I have been using the
Python Optimal Transport library. I want to define a loss function that iterates over every sample in my batch and calculates the
sinkhorn distance for that sample and its ground-truth value. What I was using before was a for-loop:
for i in range(len(P_batch)):
if i == 0:
loss = ot.sinkhorn2(P_batch[i].view(-1, 1), Q_batch[i].view(-1, 1), C, epsilon)
loss += ot.sinkhorn2(P_batch[i].view(-1, 1), Q_batch[i].view(-1, 1), C, epsilon)
but this is way too slow for my application. I was reading through
functorch, and apparently I should have been able to use the
vmap functionality. But after wrapping my function in
vmap, I get this weird error that everyone else is talking about:
RuntimeError: vmap: It looks like you're attempting to use a Tensor in some data-dependent control flow. We don't support that yet, please shout over at https://github.com/pytorch/functorch/issues/257.
Does anyone have a workaround?
Maybe you could pull out the if condition and execute it before executing the loop to remove the data-dependency.
Following on from what @ptrblck said,
vmap will have a problem with the if statement, and it seems you’re only using the if statement to initialize the loss from the first sample, then in-place add all other samples in your batch.
What you should do is vmap over the
ot.sinkhorn2 function, then return a batch of outputs over which you sum (rather than summing within vmap itself).

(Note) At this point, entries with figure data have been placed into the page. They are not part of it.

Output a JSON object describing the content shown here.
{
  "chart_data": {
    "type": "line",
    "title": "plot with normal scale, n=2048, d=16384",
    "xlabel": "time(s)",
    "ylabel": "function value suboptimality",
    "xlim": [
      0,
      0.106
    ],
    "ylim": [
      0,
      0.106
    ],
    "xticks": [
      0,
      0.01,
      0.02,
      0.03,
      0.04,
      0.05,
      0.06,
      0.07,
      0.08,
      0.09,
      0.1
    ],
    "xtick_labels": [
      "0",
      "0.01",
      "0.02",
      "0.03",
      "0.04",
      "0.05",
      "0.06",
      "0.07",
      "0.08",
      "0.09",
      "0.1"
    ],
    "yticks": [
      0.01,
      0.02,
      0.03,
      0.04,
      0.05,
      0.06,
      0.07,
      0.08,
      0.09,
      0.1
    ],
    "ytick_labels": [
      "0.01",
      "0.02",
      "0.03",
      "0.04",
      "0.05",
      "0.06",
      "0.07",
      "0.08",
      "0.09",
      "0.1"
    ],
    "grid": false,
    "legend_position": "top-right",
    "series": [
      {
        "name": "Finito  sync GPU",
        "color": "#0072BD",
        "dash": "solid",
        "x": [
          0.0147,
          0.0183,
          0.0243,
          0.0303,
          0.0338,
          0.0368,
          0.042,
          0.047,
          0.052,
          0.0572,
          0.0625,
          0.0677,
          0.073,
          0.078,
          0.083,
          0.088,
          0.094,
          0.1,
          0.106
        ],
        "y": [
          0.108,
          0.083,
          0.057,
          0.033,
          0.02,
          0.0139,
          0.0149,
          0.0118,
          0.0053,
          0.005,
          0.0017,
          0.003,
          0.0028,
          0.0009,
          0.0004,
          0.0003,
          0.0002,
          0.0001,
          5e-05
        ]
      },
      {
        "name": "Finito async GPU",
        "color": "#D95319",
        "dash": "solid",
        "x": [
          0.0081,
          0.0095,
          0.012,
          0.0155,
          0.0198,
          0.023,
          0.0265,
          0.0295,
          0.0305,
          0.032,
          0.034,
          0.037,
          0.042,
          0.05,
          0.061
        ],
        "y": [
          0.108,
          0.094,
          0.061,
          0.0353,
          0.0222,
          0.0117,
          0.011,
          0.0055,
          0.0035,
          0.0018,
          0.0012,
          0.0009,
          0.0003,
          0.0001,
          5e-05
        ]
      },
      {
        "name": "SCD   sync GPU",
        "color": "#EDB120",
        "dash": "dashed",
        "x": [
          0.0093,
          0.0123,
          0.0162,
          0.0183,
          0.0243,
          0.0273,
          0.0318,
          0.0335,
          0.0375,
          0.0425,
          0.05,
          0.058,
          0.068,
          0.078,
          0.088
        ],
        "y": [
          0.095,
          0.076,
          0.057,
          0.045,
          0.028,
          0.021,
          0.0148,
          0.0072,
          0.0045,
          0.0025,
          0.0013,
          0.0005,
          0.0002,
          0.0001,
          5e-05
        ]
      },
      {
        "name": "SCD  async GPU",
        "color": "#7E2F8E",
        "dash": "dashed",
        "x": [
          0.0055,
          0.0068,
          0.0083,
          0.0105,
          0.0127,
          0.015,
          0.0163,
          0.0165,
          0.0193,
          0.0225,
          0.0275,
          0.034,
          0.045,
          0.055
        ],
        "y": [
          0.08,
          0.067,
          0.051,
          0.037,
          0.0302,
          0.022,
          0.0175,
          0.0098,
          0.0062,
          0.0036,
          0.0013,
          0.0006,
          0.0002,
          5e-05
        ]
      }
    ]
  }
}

You can try this and see if it works,
from torch.func import vmap
P = P_batch.flatten(start_dim=1) #flatten tensors (but not including batch dim)
Q = Q_ batch.flatten(start_dim=1)
losses = vmap(ot.sinkhorn2, in_dims=(0, 0, None, None))(P, Q, C, epsilon) #assumes C and epsilon are constants (that are repeated for all samples).
loss = torch.sum(losses)
FYI, if your
ot.sinkhorn2 function is an
nn.Module object, you’ll need to use
torch.func.functional_call with your vmap call.
Thanks @ptrblck and @AlphaBetaGamma96!
The issue is more related to what @ptrblck described.
sinkhorn function in the
ot package uses a data-dependent if-statement, and that’s why I’m getting an error:
File /anaconda3/envs/my_env/lib/python3.8/site-packages/ot/bregman.py:505, in sinkhorn_knopp(a, b, M, reg, numItermax, stopThr, verbose, log, warn, warmstart, **kwargs)
502 v = b / KtransposeU
503 u = 1. / nx.dot(Kp, v)
--> 505 if (nx.any(KtransposeU == 0)
506 or nx.any(nx.isnan(u)) or nx.any(nx.isnan(v))
507 or nx.any(nx.isinf(u)) or nx.any(nx.isinf(v))):
508 # we have reached the machine precision
509 # come back to previous solution and quit loop
510 warnings.warn('Warning: numerical errors at iteration %d' % ii)
511 u = uprev
RuntimeError: vmap: It looks like you're attempting to use a Tensor in some data-dependent control flow. We don't support that yet, please shout over at https://github.com/pytorch/functorch/issues/257 .
I guess I might need an alternative route for computing the
sinkhorn function that doesn’t involve if-statements. If you have any ideas, it is more than appreciated!
Python Optimal Transport library has a repo, I’d open an issue and ask, because it seems like you need a version that doesn’t have an if statement, unfortunately.